Добавить в цитаты Настройки чтения

Страница 11 из 17



А на дворе зима. Все готовятся к Новому году. У нас каникулы и мы на целых две недели пришли домой. Ожидание радости каждый день. С утра топится печка, мама хлопочет с завтраком, а нам хочется подольше поваляться в постели. В душе разливается чувство покоя и счастья. Как хорошо дома! Я давно успела забыть белый цвет больничных палат, запах лекарств и какуюто постоянную боязнь перед врачами. Дома совсем не так. Мы любим шумные игры, много читаем. Любимое наше занятие – слушать радиопередачи, особенно нравится «Театр у микрофона». Слушаем всей семьей, охая, вздыхая, сопереживая с героями их жизненные истории. Папа вечерами «ловит» зарубежные голоса. У нас есть большой радиоприемник. Он настраивает какие-то волны, шум и треск стоит невообразимый. Он прислоняется к приемнику ухом, приказывает всем замолчать и с раскрытым ртом старается разобрать сквозь глушители хоть несколько слов. Потом многозначительно кивает головой, поддакивает и шепчется о чем-то с мамой. Нам интересно знать, какие же тайны сообщает Запад, и мы спрашиваем у папы. Но он нам ничего не рассказывает, говорит – вырастите – узнаете. И ещё приказывает никому не говорить о том, что он слушает «Голос Америки».

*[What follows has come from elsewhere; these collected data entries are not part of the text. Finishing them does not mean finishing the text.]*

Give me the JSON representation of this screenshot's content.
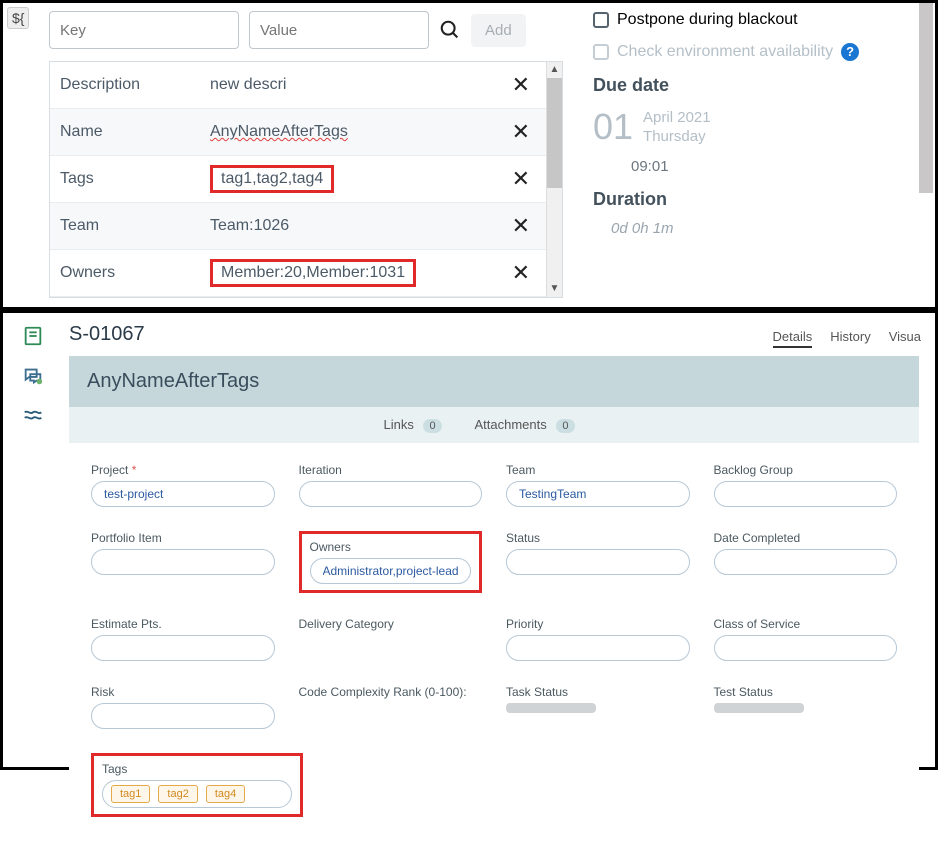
{
  "top": {
    "var_badge": "${",
    "key_placeholder": "Key",
    "value_placeholder": "Value",
    "add_label": "Add",
    "rows": [
      {
        "key": "Description",
        "value": "new descri"
      },
      {
        "key": "Name",
        "value": "AnyNameAfterTags"
      },
      {
        "key": "Tags",
        "value": "tag1,tag2,tag4"
      },
      {
        "key": "Team",
        "value": "Team:1026"
      },
      {
        "key": "Owners",
        "value": "Member:20,Member:1031"
      }
    ],
    "right": {
      "postpone_label": "Postpone during blackout",
      "check_env_label": "Check environment availability",
      "due_date_heading": "Due date",
      "day": "01",
      "month_year": "April 2021",
      "weekday": "Thursday",
      "time": "09:01",
      "duration_heading": "Duration",
      "duration_value": "0d 0h 1m"
    }
  },
  "bottom": {
    "story_id": "S-01067",
    "tabs": {
      "details": "Details",
      "history": "History",
      "visua": "Visua"
    },
    "title": "AnyNameAfterTags",
    "links_label": "Links",
    "links_count": "0",
    "attach_label": "Attachments",
    "attach_count": "0",
    "fields": {
      "project_label": "Project",
      "project_value": "test-project",
      "iteration_label": "Iteration",
      "team_label": "Team",
      "team_value": "TestingTeam",
      "backlog_label": "Backlog Group",
      "portfolio_label": "Portfolio Item",
      "owners_label": "Owners",
      "owners_value": "Administrator,project-lead",
      "status_label": "Status",
      "date_completed_label": "Date Completed",
      "estimate_label": "Estimate Pts.",
      "delivery_label": "Delivery Category",
      "priority_label": "Priority",
      "class_label": "Class of Service",
      "risk_label": "Risk",
      "complexity_label": "Code Complexity Rank (0-100):",
      "task_status_label": "Task Status",
      "test_status_label": "Test Status",
      "tags_label": "Tags",
      "tags": [
        "tag1",
        "tag2",
        "tag4"
      ]
    }
  }
}
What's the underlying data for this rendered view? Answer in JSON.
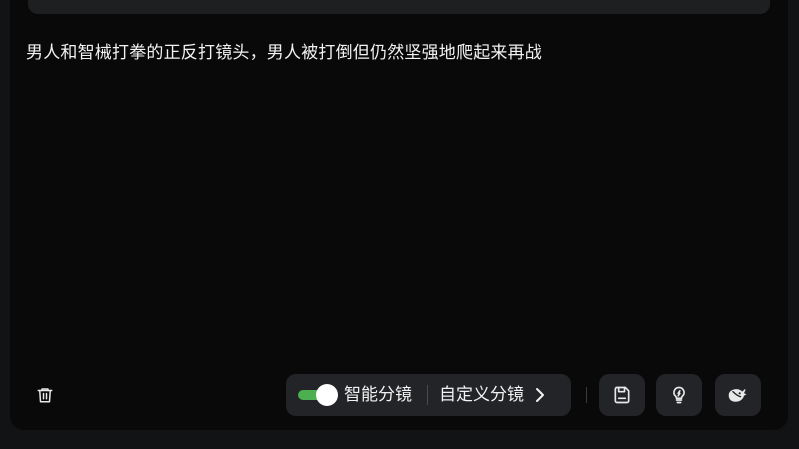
{
  "prompt": {
    "text": "男人和智械打拳的正反打镜头，男人被打倒但仍然坚强地爬起来再战"
  },
  "toolbar": {
    "smart_storyboard": {
      "label": "智能分镜",
      "enabled": true
    },
    "custom_storyboard": {
      "label": "自定义分镜"
    },
    "icons": {
      "delete": "trash-icon",
      "save": "save-icon",
      "inspiration": "lightbulb-icon",
      "model": "whale-icon"
    }
  },
  "colors": {
    "background": "#09090a",
    "button_bg": "#232427",
    "toggle_on": "#4caf50",
    "text": "#f2f2f2"
  }
}
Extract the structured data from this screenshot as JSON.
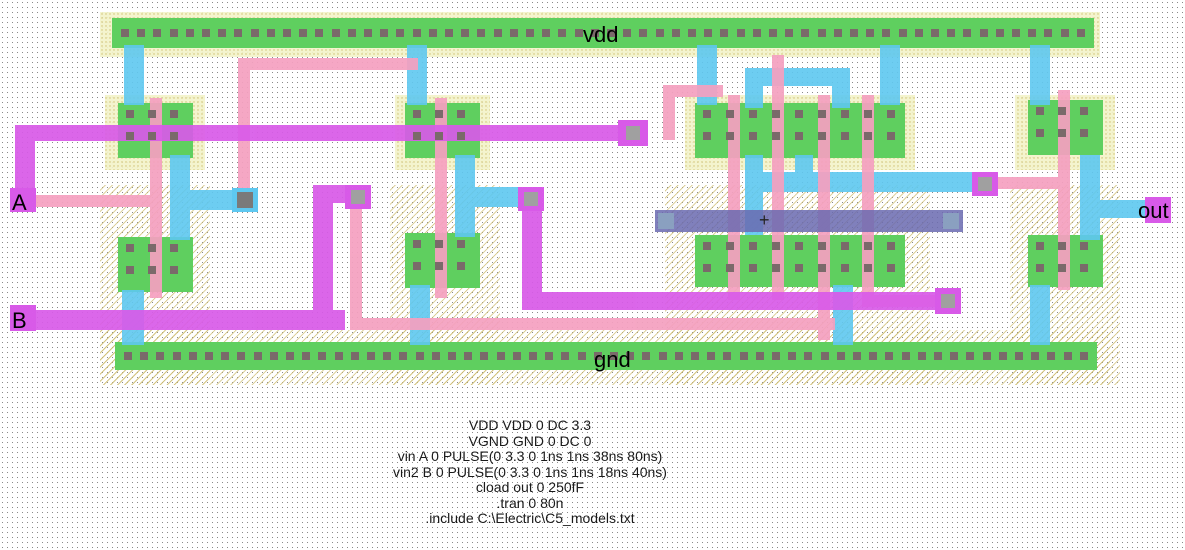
{
  "labels": {
    "vdd": "vdd",
    "gnd": "gnd",
    "in_a": "A",
    "in_b": "B",
    "out": "out"
  },
  "spice_lines": [
    "VDD VDD 0 DC 3.3",
    "VGND GND 0 DC 0",
    "vin A 0 PULSE(0 3.3 0 1ns 1ns 38ns 80ns)",
    "vin2 B 0 PULSE(0 3.3 0 1ns 1ns 18ns 40ns)",
    "cload out 0 250fF",
    ".tran 0 80n",
    ".include C:\\Electric\\C5_models.txt"
  ],
  "colors": {
    "background": "#ffffff",
    "metal1": "#5ec8f0",
    "metal2": "#d85ae8",
    "poly": "#f5a0c0",
    "active": "#5fcf5f",
    "contact": "#7a7a7a",
    "select_hatch": "#e0d070",
    "well": "#6a6ab0",
    "text": "#000000"
  }
}
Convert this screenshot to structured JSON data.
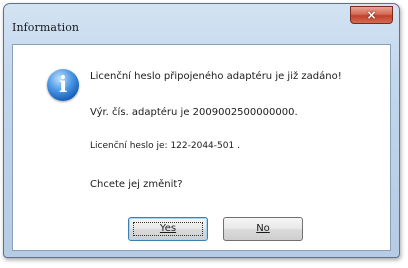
{
  "window": {
    "title": "Information",
    "close_glyph": "×"
  },
  "dialog": {
    "icon": "info-icon",
    "icon_glyph": "i",
    "message_line1": "Licenční heslo připojeného adaptéru je již zadáno!",
    "message_line2": "Výr. čís. adaptéru je 2009002500000000.",
    "message_line3": "Licenční heslo je:  122-2044-501 .",
    "message_line4": "Chcete jej změnit?"
  },
  "buttons": {
    "yes_label": "Yes",
    "no_label": "No"
  },
  "colors": {
    "close_button": "#c0412c",
    "info_icon": "#1660bb"
  }
}
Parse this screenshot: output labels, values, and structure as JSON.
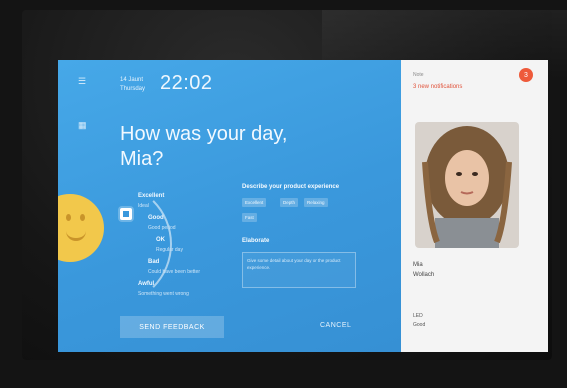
{
  "header": {
    "date_line1": "14 Jaunt",
    "date_line2": "Thursday",
    "time": "22:02"
  },
  "main": {
    "greeting_line1": "How was your day,",
    "greeting_line2": "Mia?",
    "moods": [
      {
        "label": "Excellent",
        "sub": "Ideal"
      },
      {
        "label": "Good",
        "sub": "Good period"
      },
      {
        "label": "OK",
        "sub": "Regular day"
      },
      {
        "label": "Bad",
        "sub": "Could have been better"
      },
      {
        "label": "Awful",
        "sub": "Something went wrong"
      }
    ],
    "describe_title": "Describe your product experience",
    "chips": [
      "Excellent",
      "Depth",
      "Relaxing",
      "Fast"
    ],
    "elaborate_title": "Elaborate",
    "elaborate_placeholder": "Give some detail about your day or the product experience.",
    "send_label": "SEND FEEDBACK",
    "cancel_label": "CANCEL"
  },
  "sidebar": {
    "label": "Note",
    "notifications": "3 new notifications",
    "badge": "3",
    "first_name": "Mia",
    "last_name": "Wollach",
    "mood_label": "LED",
    "mood_value": "Good"
  },
  "colors": {
    "screen_blue": "#3d9de0",
    "accent_orange": "#ee5a3a",
    "face_yellow": "#f2c84b"
  }
}
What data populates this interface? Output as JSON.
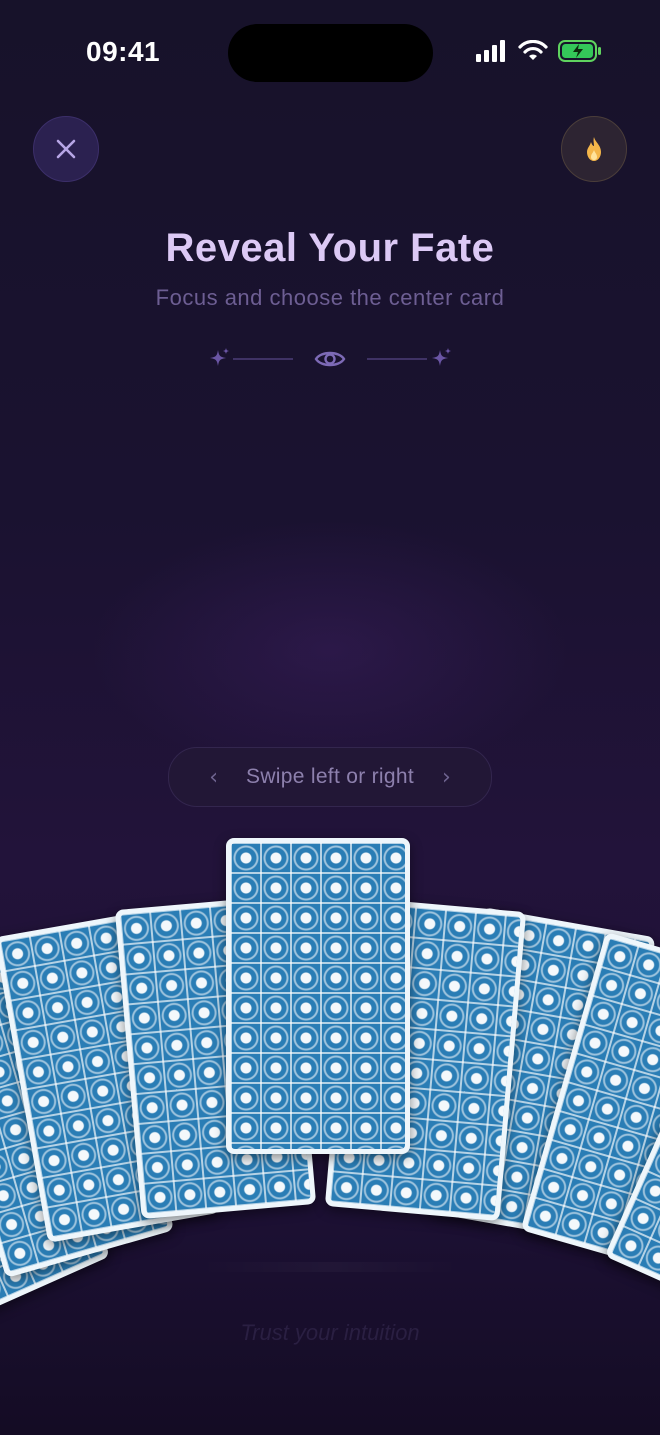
{
  "status_bar": {
    "time": "09:41"
  },
  "header": {
    "close_icon": "close-icon",
    "flame_icon": "flame-icon",
    "title": "Reveal Your Fate",
    "subtitle": "Focus and choose the center card"
  },
  "ornament": {
    "left_icon": "sparkle-icon",
    "center_icon": "eye-icon",
    "right_icon": "sparkle-icon"
  },
  "swipe": {
    "label": "Swipe left or right",
    "left_icon": "chevron-left-icon",
    "right_icon": "chevron-right-icon"
  },
  "cards": {
    "count": 9,
    "selected_index": 4
  },
  "footer": {
    "hint": "Trust your intuition"
  },
  "colors": {
    "accent": "#dcc9f5",
    "card_blue": "#2a7db5",
    "background": "#1a1230"
  }
}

Морозы на улице настоящие. Минус 40-50 градусов. Игорь с мальчишками днем на улице. Я дома. Мы готовимся к Новому году. Делаем с Женей игрушки на елку. Клеим цепочки, флажки. Пустую яичную скорлупу раскрашиваем, получаются разные чудики. С нетерпением ждем прихода любимого праздника. Ложимся спать поздно, все равно утром торопиться некуда. Но со мной вдруг что-то случается. Среди ночи я с криком просыпаюсь. Острая боль пронзает позвоночник и уходит в правую ногу. Не могу шевельнуться. Боль повторяется вновь. Будто раскаленный железный прут втыкают в меня. Я кричу. Все проснулись и не поймут, что происходит. Мне и самой непонятно – что это. Нога, моя нога не слушается меня. В бедре ощущение такое, будто мышцы перетянули жгутом. Я не понимаю, что со мной. Боль заполняет все пространство. Стараюсь не шевелиться, но даже дыхание вызывает приступ страшнейшей боли. С трудом дожидаемся утра. Папа бежит к председателю колхоза, звонит в районную больницу, объясняет, как может, что со мной. Ему велят приехать за обезболивающим и срочно везти меня в стационар. Он запрягает колхозную лошадь и едет за лекарством.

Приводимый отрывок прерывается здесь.